The sound grew louder as I strained to see the bird. Suddenly, there he was, walking from behind a large ponderosa pine. Slowly, he descended the hillside, pausing often to look for the hen he had heard below. Eventually he reached the bottom, fifty yards from me, and began to strut, drum, and gobble back and forth in front of me. I was enthralled by it all and excitedly took in this spectacle that I had waited so long to see take place.
The gobbler moved slowly back and forth for a while, going out of full strut only on occasion to look for the hen he was determined to impress, and never quite closing the distance between us to what I considered a comfortable shooting distance. I was afraid to try to call to him, thinking that the movement needed to work the box would catch his attention and send him scurrying back up the hillside.
Eventually, he tired up waiting, folded up, and started pecking at the ground. Instead of moving closer toward me, he turned and began feeding away. I was at the proverbial "moment of truth". I had to do something or he was going to leave, so I reached down slowly, picked up the box, and softly sent him three yelps.
Immediately, he raised his head and spun around toward the sound, staring intently in my direction. He gobbled magnificently, inflated into strut, and headed back my way. Pirouetting back and forth and slowly moving toward me, he began to cut the distance. Sixty yards....fifty....forty....and on he came in indeterminately slow motion. The show he put on for me was classic. Strutting, gobbling, drumming....the whole works.....and ever so slowly, on he came.

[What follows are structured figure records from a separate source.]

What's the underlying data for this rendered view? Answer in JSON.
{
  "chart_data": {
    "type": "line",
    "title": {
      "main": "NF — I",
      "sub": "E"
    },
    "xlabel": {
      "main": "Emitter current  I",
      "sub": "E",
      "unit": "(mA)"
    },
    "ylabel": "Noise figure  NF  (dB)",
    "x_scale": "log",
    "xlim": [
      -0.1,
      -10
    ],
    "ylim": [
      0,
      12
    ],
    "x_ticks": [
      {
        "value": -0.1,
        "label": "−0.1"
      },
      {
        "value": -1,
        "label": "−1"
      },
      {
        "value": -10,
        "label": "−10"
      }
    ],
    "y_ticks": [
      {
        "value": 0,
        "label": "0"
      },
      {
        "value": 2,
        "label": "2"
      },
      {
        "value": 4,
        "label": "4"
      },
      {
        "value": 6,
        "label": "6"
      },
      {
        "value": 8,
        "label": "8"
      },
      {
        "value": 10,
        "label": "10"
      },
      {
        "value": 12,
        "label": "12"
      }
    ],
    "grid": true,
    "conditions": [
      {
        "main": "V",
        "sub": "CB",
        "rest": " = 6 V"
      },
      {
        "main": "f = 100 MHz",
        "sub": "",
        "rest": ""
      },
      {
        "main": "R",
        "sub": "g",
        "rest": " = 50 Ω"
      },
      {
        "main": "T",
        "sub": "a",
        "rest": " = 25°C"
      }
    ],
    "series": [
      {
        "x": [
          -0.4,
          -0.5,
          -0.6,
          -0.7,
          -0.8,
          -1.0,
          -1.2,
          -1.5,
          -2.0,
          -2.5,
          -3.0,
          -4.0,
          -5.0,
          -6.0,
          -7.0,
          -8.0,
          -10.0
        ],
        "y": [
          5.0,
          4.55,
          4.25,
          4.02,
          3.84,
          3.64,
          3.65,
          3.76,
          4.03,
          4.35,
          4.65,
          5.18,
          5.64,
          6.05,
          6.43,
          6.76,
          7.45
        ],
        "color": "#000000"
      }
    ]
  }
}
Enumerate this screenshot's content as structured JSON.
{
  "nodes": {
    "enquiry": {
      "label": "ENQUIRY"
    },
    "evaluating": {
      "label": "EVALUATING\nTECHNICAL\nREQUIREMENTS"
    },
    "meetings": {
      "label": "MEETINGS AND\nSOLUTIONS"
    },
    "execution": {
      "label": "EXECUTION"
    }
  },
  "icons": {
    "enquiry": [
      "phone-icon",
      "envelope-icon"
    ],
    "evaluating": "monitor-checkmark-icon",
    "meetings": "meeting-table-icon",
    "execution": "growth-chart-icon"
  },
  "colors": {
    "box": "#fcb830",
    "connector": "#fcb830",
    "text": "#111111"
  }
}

The set-up I had chosen turned out to be perfect. I had climbed into the canopy of pine limbs in such a way that I was quite well hidden from the gobbler, even though I could see through the foliage well enough to get a spectacular view of his courtship ritual. At this point, however, I had become well aware that my options for actually shooting at the bird were somewhat limited. There were only a couple of openings in the screen of limbs through which I could shoot, assuming I could get my gun "poked through" the limbs into one of the openings without spooking the bird.
Fortunately, beginners luck was finally completely with me, because the gobbler generously decided to stop and strut at fifteen yards with his head right in one of the six-inch-wide openings. It was now or never, so I deliberately brought the Model 12 20 gauge up and over one limb, slid the barrel into the opening above another, centered the bead on his head below a third, and brought the curtain down on the show.
To say I was elated, astonished, and in disbelief would, even to this day, be an understatement. I may have been more thrilled at some point in my life, but I cannot honestly say when it might have been. I don't remember how long I sat an admired that gobbler....the size of the bird, the coloration of the head and feathers, and their iridescence, the beard and spurs...but it was a long time. And when I finally picked him up and headed up the steep canyon and ridge to my car that was parked four miles away, I don't remember that I felt any weight at all.